Even though St. Raphael’s shut down seven years ago, about two dozen of the faithful get together for an intimate prayer service or Mass every other week or so. They gather in what was once the boardroom of the now vacant but still handsome old church.
They were together for a Mass to usher in the New Year. As is the custom, the service was tailor made for the congregation, who choose the hymns, select the intentions, provide wine for communion — a bottle of Beaujolais is not out of the question — and bring a pot-luck brunch to eat after Mass.
“We make do with what we have,” explained Paul Kipens. “We are a support group. We encourage one another, we all know one another, we pray for each other.
“If you believe in miracles — and I do — I believe prayers are more effective when you pray for someone else instead of for yourself. I think groups like ours are the future of the Church, small groups who might feel disconnected or isolated in a bigger church, worshipping together as a family.”
Fr. Joe Mroz, a Jesuit who had been ministering to the congregation on a part-time basis until last fall when he moved to Newfoundland, was back in Montreal over the holidays to celebrate Mass on the feast of the Epiphany.
“When the congregation asked me to do ministry about six years ago, it was always going to be temporary,” he said. “But I kept coming back. The community is wonderful. They have a heart here for people who need help.”
St. Raphael’s was built in 1930 under founding pastor Fr. John O’Rourke to serve the well-heeled English-speaking congregation in Outremont, a predominately French-speaking neighbourhood. From the day it opened until O’Rourke’s death in 1975, St. Raphael’s was one of the richest parishes in the archdiocese.
But attendance had already begun to decline by the time O’Rourke died and Robert Harris, now the bishop of St. John, N.B. became pastor.

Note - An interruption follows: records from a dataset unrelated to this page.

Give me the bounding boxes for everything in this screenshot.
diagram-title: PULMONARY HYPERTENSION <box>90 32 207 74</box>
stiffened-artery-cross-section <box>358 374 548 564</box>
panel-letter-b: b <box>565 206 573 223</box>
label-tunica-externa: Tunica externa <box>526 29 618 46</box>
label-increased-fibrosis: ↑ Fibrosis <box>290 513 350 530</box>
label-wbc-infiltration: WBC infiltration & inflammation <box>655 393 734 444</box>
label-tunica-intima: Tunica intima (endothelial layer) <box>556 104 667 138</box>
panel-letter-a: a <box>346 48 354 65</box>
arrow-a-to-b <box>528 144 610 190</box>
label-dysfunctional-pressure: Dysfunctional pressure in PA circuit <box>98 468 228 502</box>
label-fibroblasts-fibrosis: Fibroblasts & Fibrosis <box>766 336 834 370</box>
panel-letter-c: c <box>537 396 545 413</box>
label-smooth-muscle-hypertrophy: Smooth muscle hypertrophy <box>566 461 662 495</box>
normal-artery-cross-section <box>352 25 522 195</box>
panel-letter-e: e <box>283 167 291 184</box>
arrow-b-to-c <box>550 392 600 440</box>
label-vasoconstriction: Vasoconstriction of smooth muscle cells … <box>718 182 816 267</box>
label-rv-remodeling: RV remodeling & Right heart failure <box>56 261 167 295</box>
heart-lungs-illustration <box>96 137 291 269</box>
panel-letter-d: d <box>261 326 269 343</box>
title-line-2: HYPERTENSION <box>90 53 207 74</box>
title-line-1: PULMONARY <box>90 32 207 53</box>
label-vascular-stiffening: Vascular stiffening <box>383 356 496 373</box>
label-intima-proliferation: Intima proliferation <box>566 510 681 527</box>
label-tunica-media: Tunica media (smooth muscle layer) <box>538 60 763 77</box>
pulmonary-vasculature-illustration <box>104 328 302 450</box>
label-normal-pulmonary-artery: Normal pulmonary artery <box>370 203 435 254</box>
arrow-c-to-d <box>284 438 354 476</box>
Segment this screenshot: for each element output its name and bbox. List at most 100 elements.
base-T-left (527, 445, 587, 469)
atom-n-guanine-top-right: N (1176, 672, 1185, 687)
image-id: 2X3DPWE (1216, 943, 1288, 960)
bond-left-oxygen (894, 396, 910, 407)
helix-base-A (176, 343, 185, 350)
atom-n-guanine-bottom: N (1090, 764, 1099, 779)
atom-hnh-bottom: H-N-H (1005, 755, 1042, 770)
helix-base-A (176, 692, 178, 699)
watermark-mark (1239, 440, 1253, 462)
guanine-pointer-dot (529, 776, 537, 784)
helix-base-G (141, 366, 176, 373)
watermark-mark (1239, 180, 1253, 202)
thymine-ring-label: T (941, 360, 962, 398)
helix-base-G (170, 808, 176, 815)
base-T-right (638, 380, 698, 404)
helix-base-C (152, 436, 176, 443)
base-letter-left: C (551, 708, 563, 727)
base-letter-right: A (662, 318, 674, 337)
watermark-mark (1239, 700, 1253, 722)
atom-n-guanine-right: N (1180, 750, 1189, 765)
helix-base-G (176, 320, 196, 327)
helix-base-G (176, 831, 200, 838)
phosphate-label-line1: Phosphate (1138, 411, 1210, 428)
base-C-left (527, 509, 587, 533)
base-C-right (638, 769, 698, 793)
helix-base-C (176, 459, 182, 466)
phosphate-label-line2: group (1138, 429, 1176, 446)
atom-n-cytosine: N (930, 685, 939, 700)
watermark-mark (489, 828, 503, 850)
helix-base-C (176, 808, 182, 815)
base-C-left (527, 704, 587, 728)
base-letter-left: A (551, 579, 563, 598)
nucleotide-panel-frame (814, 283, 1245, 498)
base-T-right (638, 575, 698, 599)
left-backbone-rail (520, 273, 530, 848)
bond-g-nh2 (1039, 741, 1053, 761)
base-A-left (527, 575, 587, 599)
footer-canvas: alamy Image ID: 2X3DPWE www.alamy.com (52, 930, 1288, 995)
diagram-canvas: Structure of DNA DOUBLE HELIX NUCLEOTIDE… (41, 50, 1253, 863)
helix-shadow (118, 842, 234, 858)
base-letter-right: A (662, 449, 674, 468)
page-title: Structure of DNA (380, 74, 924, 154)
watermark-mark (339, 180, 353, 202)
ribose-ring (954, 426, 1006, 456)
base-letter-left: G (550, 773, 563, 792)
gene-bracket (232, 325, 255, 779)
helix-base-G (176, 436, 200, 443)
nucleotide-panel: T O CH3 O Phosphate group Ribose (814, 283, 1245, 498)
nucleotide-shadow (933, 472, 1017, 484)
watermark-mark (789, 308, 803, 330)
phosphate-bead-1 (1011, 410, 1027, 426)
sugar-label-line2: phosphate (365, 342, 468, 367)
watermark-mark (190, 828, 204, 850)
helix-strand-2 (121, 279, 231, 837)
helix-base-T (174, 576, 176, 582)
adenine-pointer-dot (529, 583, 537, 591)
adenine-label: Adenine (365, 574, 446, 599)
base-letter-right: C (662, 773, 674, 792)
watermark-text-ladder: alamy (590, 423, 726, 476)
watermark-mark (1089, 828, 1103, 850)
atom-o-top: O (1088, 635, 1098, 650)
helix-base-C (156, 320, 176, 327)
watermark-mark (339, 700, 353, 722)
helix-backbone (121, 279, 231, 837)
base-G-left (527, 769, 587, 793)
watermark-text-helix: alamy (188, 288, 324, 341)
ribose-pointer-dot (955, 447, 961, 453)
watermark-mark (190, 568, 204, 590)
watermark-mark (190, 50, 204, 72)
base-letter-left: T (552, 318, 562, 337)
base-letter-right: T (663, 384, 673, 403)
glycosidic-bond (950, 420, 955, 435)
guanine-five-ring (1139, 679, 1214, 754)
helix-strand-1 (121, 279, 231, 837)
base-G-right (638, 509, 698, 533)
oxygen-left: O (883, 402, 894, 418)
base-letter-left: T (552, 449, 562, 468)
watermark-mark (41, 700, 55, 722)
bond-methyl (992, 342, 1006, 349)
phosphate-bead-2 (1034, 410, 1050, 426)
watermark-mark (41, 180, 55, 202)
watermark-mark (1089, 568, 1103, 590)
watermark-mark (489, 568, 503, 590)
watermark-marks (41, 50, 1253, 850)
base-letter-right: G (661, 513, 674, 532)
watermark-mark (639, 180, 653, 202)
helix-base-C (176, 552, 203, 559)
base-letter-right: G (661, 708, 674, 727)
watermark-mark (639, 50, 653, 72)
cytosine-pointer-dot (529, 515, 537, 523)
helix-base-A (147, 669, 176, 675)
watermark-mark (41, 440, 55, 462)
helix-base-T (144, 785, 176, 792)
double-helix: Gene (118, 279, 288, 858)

“Fr. O’Rourke had been the big drawing card,” Harris recalled. “Everyone knew him and he knew everyone by name. A good number of those who came to Mass when I was pastor were mainly outsiders who kept returning out of loyalty to O’Rourke.”
The election of a separatist government in 1976 hastened the decline as a number of parishioners left the province, while others became bilingual and started attending other nearby churches. A succession of priests soldiered on at St. Raphael’s before Fr. Gerry Sinel became pastor in 1990. A chaplain at St. Mary’s Hospital several blocks away, he brought a number of the hospital staff with him to the church and kept the church open for another 17 years.
But after Sinel died in 2007 the archdiocese closed St. Raphael’s and leased the building to a palliative care group, which has yet to convert the church into a hospice. Through it all, a core group of parishioners has continued to get together.
“We are like a family,” said Mary Stanton, who has been going to St Raphel’s for more than three decades. “They took away our church, but we are still here. The family is still here. St. Raphael the Archangel is still here!”